Beside the advantage of having a single payment to make, once the loans are consolidated a borrower will then be eligible for new student loans(s), financial aid, and most of the original options they received when they took out their original loans, such as deferments and forbearance. The borrower also avoids wage garnishment, treasury offsets, litigation, and more accumulation of collection cost.

Consolidation is not your main objective, however. It is only a temporary vehicle to help you in your goal which should be completely ridding yourself of the debt. You need to become conscious that all debt, with the exception of income-producing debt, hinders your ability to save and invest to create a better future. Therefore, at some point you should start a plan to accelerate your payment to get out of debt sooner. college-content

Your challenge is not unique to you. The Chronicle of Higher Ed took a look at student loan default rates, and they’re much worse than people had previously thought, and concluded a whopping “20 percent of the government student loans that began repayment in 1995 have been defaulted on”. But if you look at the long-term figures it really paints a more accurate and disconcerting picture. Fifteen years after repayment begins, 31 percent of government student loans made to community college students eventually go into default. Even more alarming are a staggering 40 percent of students who use their federal student loans at for-profit schools default on their loans.
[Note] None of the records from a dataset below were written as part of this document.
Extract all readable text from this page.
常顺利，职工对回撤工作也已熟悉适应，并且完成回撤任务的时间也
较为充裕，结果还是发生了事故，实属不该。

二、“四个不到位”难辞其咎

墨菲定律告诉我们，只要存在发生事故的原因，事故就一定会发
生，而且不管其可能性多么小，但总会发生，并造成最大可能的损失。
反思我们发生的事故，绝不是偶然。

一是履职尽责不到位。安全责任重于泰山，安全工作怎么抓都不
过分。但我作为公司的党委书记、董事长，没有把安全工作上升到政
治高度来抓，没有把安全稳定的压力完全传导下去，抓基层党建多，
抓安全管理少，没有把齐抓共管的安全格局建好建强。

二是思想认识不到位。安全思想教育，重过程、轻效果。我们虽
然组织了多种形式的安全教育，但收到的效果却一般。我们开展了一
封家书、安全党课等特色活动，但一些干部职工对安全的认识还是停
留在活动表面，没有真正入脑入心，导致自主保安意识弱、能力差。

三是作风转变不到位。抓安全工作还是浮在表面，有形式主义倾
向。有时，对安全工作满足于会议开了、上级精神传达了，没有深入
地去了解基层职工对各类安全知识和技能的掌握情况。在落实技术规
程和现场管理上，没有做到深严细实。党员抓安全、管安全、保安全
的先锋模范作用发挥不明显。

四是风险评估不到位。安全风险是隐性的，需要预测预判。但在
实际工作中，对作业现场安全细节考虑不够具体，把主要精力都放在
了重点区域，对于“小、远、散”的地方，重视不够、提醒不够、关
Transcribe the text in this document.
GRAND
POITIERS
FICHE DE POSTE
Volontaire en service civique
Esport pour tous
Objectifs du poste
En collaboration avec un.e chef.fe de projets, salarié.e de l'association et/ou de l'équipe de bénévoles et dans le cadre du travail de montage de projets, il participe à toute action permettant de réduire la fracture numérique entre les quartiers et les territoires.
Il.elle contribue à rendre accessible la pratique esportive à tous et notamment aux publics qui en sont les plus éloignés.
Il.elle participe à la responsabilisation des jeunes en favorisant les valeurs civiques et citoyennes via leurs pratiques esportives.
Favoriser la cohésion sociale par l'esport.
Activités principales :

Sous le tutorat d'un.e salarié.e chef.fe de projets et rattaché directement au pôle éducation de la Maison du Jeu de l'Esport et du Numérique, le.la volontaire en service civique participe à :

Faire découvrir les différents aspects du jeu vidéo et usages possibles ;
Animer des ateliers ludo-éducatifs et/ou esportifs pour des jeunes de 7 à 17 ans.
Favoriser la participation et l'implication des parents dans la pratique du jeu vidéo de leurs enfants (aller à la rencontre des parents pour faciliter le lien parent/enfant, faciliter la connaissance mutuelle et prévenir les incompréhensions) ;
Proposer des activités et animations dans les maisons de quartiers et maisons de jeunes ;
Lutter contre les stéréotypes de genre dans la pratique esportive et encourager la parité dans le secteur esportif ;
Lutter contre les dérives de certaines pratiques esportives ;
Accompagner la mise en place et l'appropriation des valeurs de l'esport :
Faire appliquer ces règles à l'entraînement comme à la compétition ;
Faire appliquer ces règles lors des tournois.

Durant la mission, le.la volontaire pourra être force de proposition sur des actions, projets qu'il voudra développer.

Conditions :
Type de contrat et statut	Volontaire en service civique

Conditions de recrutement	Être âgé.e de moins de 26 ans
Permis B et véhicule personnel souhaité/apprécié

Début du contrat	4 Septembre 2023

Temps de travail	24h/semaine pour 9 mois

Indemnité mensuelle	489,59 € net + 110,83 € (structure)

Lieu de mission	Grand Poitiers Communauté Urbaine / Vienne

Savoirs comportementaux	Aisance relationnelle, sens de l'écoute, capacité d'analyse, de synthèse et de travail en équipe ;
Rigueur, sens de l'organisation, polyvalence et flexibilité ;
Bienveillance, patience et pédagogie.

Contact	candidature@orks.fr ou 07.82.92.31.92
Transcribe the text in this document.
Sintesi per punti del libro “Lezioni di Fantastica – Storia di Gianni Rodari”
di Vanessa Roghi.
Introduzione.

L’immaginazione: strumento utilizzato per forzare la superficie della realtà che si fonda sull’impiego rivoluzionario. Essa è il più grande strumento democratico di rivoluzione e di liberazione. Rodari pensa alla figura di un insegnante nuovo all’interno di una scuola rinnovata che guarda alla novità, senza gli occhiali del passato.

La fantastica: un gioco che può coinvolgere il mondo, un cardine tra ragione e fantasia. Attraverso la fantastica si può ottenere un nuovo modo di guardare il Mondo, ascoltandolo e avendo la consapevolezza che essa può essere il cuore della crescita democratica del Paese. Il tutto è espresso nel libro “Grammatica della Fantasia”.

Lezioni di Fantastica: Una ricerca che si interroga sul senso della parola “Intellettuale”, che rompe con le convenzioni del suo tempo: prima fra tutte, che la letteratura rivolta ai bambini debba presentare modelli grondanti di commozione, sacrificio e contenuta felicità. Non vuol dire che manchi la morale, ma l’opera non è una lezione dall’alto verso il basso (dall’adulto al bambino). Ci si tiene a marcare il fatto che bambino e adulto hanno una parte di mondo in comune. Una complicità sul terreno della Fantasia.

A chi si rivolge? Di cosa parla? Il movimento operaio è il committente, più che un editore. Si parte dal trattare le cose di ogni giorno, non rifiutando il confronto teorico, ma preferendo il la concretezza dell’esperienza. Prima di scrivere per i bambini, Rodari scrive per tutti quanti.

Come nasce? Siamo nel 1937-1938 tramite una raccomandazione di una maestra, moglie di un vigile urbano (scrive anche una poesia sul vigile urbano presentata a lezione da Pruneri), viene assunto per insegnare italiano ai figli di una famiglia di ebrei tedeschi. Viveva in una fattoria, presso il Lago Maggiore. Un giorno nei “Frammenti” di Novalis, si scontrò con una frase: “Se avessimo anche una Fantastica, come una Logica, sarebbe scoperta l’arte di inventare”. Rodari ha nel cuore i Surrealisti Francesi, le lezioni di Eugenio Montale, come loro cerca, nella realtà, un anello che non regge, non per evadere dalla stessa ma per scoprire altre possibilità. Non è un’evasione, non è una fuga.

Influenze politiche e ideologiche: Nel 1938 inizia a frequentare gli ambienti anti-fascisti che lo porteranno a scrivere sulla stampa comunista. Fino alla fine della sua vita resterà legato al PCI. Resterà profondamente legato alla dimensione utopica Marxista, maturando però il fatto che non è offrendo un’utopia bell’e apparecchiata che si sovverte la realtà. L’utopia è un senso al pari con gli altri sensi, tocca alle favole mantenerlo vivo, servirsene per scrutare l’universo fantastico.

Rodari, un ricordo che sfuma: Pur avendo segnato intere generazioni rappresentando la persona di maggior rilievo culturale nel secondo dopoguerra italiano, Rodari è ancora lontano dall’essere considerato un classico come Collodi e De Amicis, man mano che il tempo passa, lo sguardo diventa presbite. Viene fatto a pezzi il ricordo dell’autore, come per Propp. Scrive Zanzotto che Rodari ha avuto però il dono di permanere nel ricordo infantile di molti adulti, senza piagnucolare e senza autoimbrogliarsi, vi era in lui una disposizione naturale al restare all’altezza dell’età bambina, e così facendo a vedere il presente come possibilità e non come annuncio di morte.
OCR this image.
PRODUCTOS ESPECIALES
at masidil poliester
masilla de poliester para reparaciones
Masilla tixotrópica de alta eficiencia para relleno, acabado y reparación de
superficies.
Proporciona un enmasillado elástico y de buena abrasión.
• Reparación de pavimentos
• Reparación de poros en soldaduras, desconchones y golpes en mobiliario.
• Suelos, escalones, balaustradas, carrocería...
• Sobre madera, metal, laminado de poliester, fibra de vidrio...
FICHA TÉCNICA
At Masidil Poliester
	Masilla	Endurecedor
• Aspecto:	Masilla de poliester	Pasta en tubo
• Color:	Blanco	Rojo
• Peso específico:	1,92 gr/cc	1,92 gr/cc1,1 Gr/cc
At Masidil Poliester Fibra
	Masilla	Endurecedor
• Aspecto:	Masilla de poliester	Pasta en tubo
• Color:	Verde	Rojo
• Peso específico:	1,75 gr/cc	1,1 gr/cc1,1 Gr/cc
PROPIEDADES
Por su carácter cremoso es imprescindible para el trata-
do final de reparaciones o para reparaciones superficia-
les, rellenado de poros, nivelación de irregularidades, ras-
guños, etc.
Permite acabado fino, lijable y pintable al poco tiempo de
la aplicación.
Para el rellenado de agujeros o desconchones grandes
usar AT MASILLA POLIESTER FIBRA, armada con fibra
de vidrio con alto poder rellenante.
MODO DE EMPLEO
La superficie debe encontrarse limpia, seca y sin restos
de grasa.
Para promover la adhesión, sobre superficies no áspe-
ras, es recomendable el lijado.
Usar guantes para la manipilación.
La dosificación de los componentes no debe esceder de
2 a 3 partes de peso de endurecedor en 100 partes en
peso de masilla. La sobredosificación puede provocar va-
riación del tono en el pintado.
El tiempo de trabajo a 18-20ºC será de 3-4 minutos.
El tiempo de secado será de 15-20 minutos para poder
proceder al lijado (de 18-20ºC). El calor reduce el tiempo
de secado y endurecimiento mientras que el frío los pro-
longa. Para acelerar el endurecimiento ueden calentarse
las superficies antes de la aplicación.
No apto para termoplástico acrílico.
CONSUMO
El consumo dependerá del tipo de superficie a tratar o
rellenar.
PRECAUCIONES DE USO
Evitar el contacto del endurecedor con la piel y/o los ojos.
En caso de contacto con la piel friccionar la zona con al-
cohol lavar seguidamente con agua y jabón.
Why should you consolidate?

There are several reasons why student loan borrowers end up consolidating their student loans. The most obvious reason is the convenience factor of being able to combine all of their student loans into one simple payment. Interest rates become fixed after a student loan is consolidated. Consolidation is also a short term solution to get student loans out of default in as little as 2 weeks to 6 months; however there’ll be potentials risks that come with consolidating a federal student loan while in default and should be avoided if possible.

The most advantageous reason for consolidating your student loans is the flexibility you’re afforded to switch repayment options when needed because it provides the ability to either shorten or extend the payment period on the loan(s). This can help you in your objective to get out of this debt the sooner than later. But, in the event of personal financial crisis when it becomes difficult to pay the debt, you can decide to extend the repayment period to lower the monthly payment, and then switch it right back to your prior repayment plan as soon as your financial condition changes.